Table 1. Classification of antibiotic resistance threats.

Evidence of various factors leading to the development of antibiotic resistance, followed by route of entry of drug-resistant pathogens into the food chain, and a plethora of alternative strategies to mitigate the menace of antibiotic resistance for a healthier future is reviewed .

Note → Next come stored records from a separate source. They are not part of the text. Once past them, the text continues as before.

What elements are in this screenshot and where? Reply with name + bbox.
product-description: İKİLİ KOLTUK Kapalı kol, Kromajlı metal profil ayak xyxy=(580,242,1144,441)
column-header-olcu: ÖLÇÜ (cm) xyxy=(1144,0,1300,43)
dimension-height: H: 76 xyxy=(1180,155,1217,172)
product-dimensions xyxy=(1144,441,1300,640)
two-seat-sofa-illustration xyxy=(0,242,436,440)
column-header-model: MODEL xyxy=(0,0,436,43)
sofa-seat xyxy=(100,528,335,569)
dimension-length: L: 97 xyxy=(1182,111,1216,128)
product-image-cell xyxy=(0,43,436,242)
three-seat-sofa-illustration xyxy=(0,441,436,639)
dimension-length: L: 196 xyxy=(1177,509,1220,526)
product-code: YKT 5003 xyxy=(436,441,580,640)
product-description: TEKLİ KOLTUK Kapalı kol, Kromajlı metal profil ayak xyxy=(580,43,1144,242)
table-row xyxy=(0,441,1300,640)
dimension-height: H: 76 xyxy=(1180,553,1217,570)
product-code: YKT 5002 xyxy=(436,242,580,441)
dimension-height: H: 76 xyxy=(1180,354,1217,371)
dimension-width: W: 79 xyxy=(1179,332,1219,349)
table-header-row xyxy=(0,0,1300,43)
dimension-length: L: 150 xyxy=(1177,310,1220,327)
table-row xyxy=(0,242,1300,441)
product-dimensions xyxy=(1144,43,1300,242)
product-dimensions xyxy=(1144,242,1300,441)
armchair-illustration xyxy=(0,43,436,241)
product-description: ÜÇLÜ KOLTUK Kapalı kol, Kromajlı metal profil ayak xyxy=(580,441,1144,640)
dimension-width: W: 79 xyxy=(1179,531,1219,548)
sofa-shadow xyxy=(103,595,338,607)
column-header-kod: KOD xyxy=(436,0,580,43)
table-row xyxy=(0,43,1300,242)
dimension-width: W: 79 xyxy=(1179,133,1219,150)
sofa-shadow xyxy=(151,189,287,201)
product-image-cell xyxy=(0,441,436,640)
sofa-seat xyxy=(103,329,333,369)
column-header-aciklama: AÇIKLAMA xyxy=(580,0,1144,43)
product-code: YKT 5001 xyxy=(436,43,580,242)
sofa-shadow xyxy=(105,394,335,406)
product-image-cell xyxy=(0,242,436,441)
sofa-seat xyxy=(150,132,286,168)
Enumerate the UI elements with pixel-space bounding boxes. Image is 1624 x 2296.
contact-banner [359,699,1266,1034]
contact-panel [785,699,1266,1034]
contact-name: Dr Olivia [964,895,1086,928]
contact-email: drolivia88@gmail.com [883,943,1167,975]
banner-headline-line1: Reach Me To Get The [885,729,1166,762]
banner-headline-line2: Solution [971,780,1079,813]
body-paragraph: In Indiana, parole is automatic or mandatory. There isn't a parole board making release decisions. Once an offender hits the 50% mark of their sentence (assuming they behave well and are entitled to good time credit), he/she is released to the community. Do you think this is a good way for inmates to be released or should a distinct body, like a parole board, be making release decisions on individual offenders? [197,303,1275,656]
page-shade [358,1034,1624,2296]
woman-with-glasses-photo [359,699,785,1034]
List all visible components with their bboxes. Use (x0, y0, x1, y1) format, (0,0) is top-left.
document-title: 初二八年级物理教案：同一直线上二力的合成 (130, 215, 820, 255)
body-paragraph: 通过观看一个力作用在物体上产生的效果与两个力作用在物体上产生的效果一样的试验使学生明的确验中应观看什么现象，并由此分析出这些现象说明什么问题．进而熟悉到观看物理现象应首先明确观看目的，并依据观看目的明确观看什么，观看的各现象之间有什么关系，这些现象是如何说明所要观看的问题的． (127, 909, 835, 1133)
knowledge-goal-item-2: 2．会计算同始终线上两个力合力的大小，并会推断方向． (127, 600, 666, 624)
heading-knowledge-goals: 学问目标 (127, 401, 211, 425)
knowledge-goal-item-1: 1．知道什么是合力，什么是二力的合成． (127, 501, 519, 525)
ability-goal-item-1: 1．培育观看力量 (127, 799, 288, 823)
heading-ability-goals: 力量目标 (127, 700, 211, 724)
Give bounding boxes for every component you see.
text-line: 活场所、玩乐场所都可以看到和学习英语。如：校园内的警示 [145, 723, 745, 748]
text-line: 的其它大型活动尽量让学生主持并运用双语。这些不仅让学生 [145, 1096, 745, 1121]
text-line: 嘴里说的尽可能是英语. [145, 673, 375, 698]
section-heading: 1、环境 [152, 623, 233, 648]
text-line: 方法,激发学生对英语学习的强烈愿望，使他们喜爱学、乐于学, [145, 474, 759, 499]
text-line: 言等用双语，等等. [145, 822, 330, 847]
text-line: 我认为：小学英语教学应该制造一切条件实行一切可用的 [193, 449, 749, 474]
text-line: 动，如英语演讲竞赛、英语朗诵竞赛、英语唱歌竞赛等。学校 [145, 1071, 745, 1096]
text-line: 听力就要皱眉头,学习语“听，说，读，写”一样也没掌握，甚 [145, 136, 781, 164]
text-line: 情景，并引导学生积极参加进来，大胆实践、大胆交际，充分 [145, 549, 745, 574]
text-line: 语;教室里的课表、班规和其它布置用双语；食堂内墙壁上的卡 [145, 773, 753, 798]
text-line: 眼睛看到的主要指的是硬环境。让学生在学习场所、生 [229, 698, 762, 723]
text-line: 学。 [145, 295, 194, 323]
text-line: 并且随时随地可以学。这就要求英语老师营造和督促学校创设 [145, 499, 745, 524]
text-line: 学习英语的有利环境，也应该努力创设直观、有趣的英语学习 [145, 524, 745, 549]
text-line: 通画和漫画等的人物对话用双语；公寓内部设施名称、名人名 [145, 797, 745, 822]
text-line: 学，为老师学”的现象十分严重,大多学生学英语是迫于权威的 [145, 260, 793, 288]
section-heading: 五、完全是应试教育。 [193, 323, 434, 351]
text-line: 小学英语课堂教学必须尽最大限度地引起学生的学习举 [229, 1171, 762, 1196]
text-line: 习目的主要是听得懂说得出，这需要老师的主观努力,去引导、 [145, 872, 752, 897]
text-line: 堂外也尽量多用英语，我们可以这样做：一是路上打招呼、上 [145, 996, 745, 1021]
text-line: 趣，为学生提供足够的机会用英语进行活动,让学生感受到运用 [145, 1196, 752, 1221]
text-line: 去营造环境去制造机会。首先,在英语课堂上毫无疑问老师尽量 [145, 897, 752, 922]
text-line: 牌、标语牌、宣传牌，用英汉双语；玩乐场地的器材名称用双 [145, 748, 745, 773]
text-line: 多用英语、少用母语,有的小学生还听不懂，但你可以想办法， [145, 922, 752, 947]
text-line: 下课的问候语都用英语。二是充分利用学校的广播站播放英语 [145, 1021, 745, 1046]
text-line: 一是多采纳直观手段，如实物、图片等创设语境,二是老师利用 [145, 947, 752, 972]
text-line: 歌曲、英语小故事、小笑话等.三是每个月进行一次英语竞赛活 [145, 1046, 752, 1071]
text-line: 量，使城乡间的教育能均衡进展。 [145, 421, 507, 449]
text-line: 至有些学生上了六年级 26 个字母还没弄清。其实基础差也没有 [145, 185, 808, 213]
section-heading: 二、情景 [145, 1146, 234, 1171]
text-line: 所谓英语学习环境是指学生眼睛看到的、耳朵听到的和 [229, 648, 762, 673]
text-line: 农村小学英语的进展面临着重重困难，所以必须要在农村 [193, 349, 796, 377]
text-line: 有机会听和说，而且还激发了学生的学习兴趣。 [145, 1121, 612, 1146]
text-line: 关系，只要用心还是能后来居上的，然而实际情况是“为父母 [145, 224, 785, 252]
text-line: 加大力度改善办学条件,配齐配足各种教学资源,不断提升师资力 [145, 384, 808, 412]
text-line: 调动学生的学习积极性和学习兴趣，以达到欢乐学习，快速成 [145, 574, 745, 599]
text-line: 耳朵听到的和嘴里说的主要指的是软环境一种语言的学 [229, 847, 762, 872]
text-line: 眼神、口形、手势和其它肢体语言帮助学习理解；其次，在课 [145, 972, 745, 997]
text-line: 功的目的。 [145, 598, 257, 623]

2. Drug Resistance Continuum

Antibiotic resistance appeared soon after clinical use of antibiotics, because microorganisms are evolving rapidly to endure and proliferate in unfavourable environments. Sulphonamide-resistant Streptococcus pyogenes appeared in the human clinical settings in early 1930s, while penicillin-resistant S. pyogenes was noted in the 1940s. The problem of multidrug-resistant enteric bacteria became noticeable in the 1950s [19]. Antibiotic resistance develops as a result of transmittion of advantageous mutations to progeny (vertical evolution) or to another bacteria via conjugation, transduction, or transformation mode (horizontal evolution) (Figure 2). Human pathogens use horizontal gene transfer is an important mechanism of antibiotic resistance gene (ARG) acquisition among microorganisms along with the vertical transfer [20]. A decade ago, an ARG, the New Delhi metallo-β-lactamase 1 (NDM-1) was identified in single isolates of K. pneumonia and Escherichia coli in a patient in New Delhi, India, who’s repatriatiation to Sweden [21] led to the spread of antibiotic resistance worldwide [22,23]. NDM-1 has no detectable sequence homology with other classes of these genes, thus indicating their archaic origin [24,25]. Bacteria carrying extended spectrum β-lactamases (ESBL) impart resistance to penicillin and cephalosporins, extensively drug-resistant (XDR) Mycobacterium tuberculosis, and multi-drug resistant A. baumanni, Enterobacteriaceae, Neisseria gonorrhoea, and P. aeruginosa [26,27].

Figure 2. Mechanisms of horizontal and vertical transmission in bacteria for the development of antibiotic resistance. The left panel shows the horizontal transmission of an antibiotic resistant gene (ARG, red line indicated by a red arrow) by the three main mechanisms: conjugation, transformation, and transduction. Conjugation involves transfer of the ARG from a donor bacterium to a recipient by direct contact and plays a crucial role in dissemination of antibiotic resistance. Transformation involves uptake of the free DNA with the ARG from the environment. Transduction is a virus-mediated gene transfer by bacteriophages. The right panel shows the vertical evolution carried out by replication of bacteria containing the ARG.